Pour fertiliser les terres froides & humides des plaines de Mégare, les Grecs employoient la marne, nommée, selon lui, argille blanche. Dans la Bretagne & dans la Gaule, cet engrais étoit aussi connu & employé ; ce n'étoit qu’après le le labourage qu’on le répandoit : souvent même il falloit le mêler avec d’autres fumiers pour qu’il ne brûlât pas les terres.

Les anciens avoient coutume de répandre les engrais avant de semer, ou lorsque les plantes étoient levées : la première méthode étoit la plus suivie. Lorsque les circonstances n’avoient pas été favorables pour fumer avant les semailles, immédiatement avant de sarcler, on répandoit le fumier en poussière.
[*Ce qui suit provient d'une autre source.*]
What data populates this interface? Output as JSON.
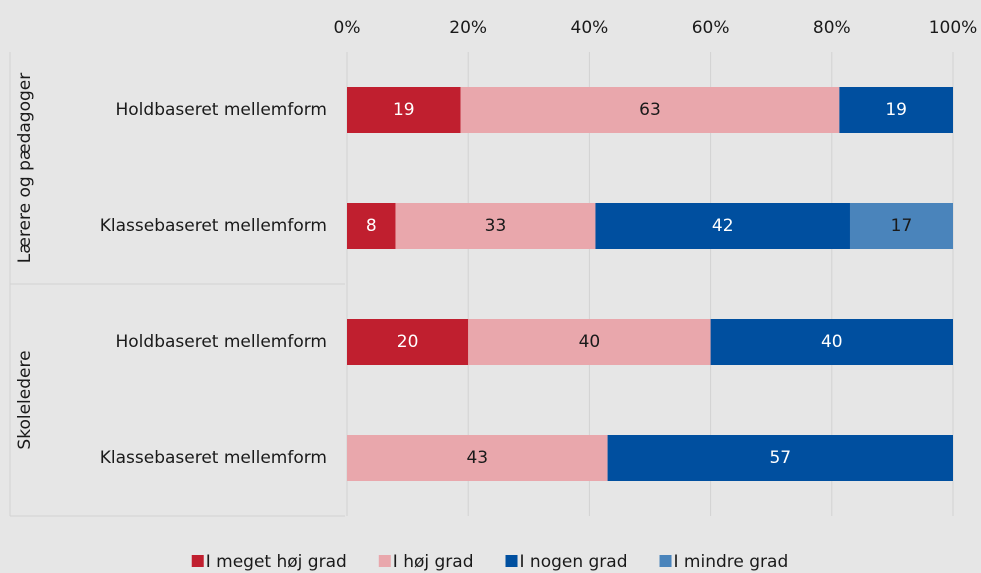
{
  "chart_data": {
    "type": "bar",
    "orientation": "horizontal",
    "stacked": true,
    "groups": [
      {
        "name": "Lærere og pædagoger",
        "categories": [
          "Holdbaseret mellemform",
          "Klassebaseret mellemform"
        ]
      },
      {
        "name": "Skoleledere",
        "categories": [
          "Holdbaseret mellemform",
          "Klassebaseret mellemform"
        ]
      }
    ],
    "series": [
      {
        "name": "I meget høj grad",
        "color": "#c01f2f",
        "label_color": "#ffffff",
        "values": [
          18.75,
          8,
          20,
          null
        ],
        "value_labels": [
          "19",
          "8",
          "20",
          null
        ]
      },
      {
        "name": "I høj grad",
        "color": "#e9a7ac",
        "label_color": "#1a1a1a",
        "values": [
          62.5,
          33,
          40,
          43
        ],
        "value_labels": [
          "63",
          "33",
          "40",
          "43"
        ]
      },
      {
        "name": "I nogen grad",
        "color": "#004f9f",
        "label_color": "#ffffff",
        "values": [
          18.75,
          42,
          40,
          57
        ],
        "value_labels": [
          "19",
          "42",
          "40",
          "57"
        ]
      },
      {
        "name": "I mindre grad",
        "color": "#4a84bb",
        "label_color": "#1a1a1a",
        "values": [
          null,
          17,
          null,
          null
        ]
      }
    ],
    "xlim": [
      0,
      100
    ],
    "xticks": [
      {
        "value": 0,
        "label": "0%"
      },
      {
        "value": 20,
        "label": "20%"
      },
      {
        "value": 40,
        "label": "40%"
      },
      {
        "value": 60,
        "label": "60%"
      },
      {
        "value": 80,
        "label": "80%"
      },
      {
        "value": 100,
        "label": "100%"
      }
    ],
    "grid": true,
    "legend": "bottom"
  }
}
Columelle conseille de transporter les engrais & de les répandre dans le mois de septembre, pour semer en automne ; dans le courant de l’hiver & au déclin de la lune, quand on ne sème qu’au printems. Dans cette dernière circonstance, il fallait laisser le fumier en tas dans les champs, pour ne le répandre qu’immédiatement avant le premier labour. Selon le besoin des terres, il suivoit la méthode d’un de ses ancêtres, elle consistoit à mêler la craie avec les terres sabloneuses, & le sable avec les crayeuses. Il observait cette pratique pour les terrains en vigne, comme pour ceux à froment : rarement il fumoit les vignes, persuadé que les engrais, en augmentant la quantité du vin, en altéroient la qualité. Quand un cultivateur n’avoit pas les fumiers nécessaires pour l’exploitation de ses terres, il conseilloit d’y semer des lupins, & de les enterrer avec la charrue avant qu’ils fussent parvenus à maturité.
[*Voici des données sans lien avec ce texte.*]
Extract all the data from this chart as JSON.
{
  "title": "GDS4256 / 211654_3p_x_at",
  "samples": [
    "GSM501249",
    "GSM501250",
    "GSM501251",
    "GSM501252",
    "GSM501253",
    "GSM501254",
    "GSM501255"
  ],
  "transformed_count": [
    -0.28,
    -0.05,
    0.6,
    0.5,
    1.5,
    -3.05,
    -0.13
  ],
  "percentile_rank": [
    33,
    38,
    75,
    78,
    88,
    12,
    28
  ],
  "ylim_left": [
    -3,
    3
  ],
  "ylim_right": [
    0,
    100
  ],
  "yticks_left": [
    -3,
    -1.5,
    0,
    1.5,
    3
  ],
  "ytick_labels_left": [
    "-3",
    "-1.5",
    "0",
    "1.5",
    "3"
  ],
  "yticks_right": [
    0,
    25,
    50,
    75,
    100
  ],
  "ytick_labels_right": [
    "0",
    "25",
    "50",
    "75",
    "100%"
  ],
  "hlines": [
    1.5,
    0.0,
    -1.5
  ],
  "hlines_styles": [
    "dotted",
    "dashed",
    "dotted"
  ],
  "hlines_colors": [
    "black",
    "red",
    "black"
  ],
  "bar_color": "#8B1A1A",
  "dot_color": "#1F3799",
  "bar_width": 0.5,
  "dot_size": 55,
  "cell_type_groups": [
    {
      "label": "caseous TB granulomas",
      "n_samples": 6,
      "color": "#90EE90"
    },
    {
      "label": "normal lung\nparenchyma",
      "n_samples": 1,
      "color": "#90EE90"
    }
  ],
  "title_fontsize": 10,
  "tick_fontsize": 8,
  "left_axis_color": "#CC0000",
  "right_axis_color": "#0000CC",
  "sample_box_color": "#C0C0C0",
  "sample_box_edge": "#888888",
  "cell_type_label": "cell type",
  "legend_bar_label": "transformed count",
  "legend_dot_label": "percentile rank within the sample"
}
Des jachères. Quoique les anciens fussent persuadés que les molécules de la terre, extrêmement atténuées par les labours, étoient l’aliment pompé par les racines des plantes pour fournir à la végétation, ils s’apperçurent cependant que la trituration des parties terrestres n’étoit pas toujours un moyen efficace pour procurer aux végétaux la nourriture nécessaire à leur accroissement. Malgré la fréquence des labours, ils observèrent que les plantes languissoient dans un terrain presque stérile après plusieurs productions. Quelques agriculteurs crurent avoir trouvé la cause de ce phénomène, en disant que la terre vieillissoit. Après avoir observé un terrain abandonné & laissé sans culture, produire cependant de mauvaises herbes, ils imaginèrent qu’au bout d’un certain tems la terre reprenait sa première fertilité, & qu’elle étoit capable de produire des végétaux comme auparavant. Suivant cette opinion, la terre, susceptible d’épuisement par des productions trop fréquentes, pouvoit se lasser de fournir de nouveaux sucs aux végétaux. L’épuisement & la lassitude furent donc considérés comme la suite & l’effet d’une culture trop continue, & d’un labourage trop fréquent.
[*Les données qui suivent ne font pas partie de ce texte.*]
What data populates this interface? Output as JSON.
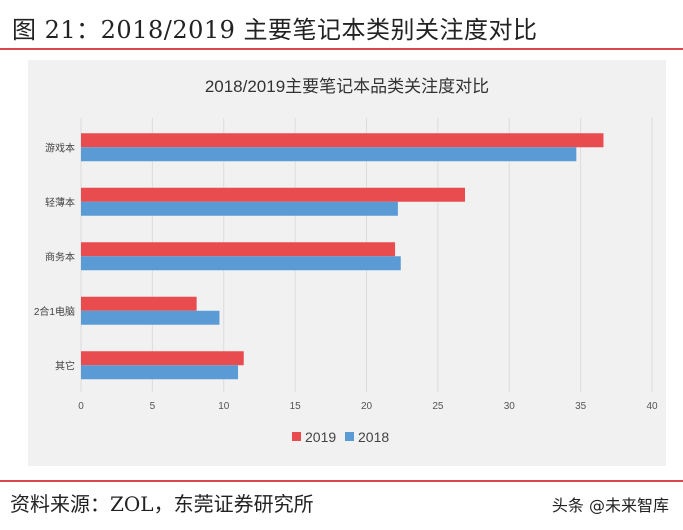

Pour obvier à ces inconvéniens & éloigner le terme de la vieillesse de la terre, les anciens ne crurent pas que le secours des engrais pût suffire. Il fallut donc établir des jachères, ou tems de repos absolu ; pendant cet intervalle plus ou moins long, relativement à la qualité des terres, elles n’étoient ni labourées, ni ensemencées ; toute culture cessoit, afin de ne point les forcer à donner leurs productions. Virgile a fait des jachères un principe important d’agriculture ; quoiqu’il conseille les fréquens labours pour diviser & atténuer la terre, il exige cependant qu’après avoir éré moissonnée, elle soit pendant une année entière sans être cultivée. Si l’on ne veut pas perdre la récolte d’une année, le seul parti qu’il y a à prendre, selon lui, consiste à l’ensemencer de lupins, de fèves, de vesces, ou autres légumes, après la récolte desquels il n’y a point d’inconvéniens d’ensemencer une terre en froment, parce que ces sortes de légumes, loin de l’amaigrir, la bonifient.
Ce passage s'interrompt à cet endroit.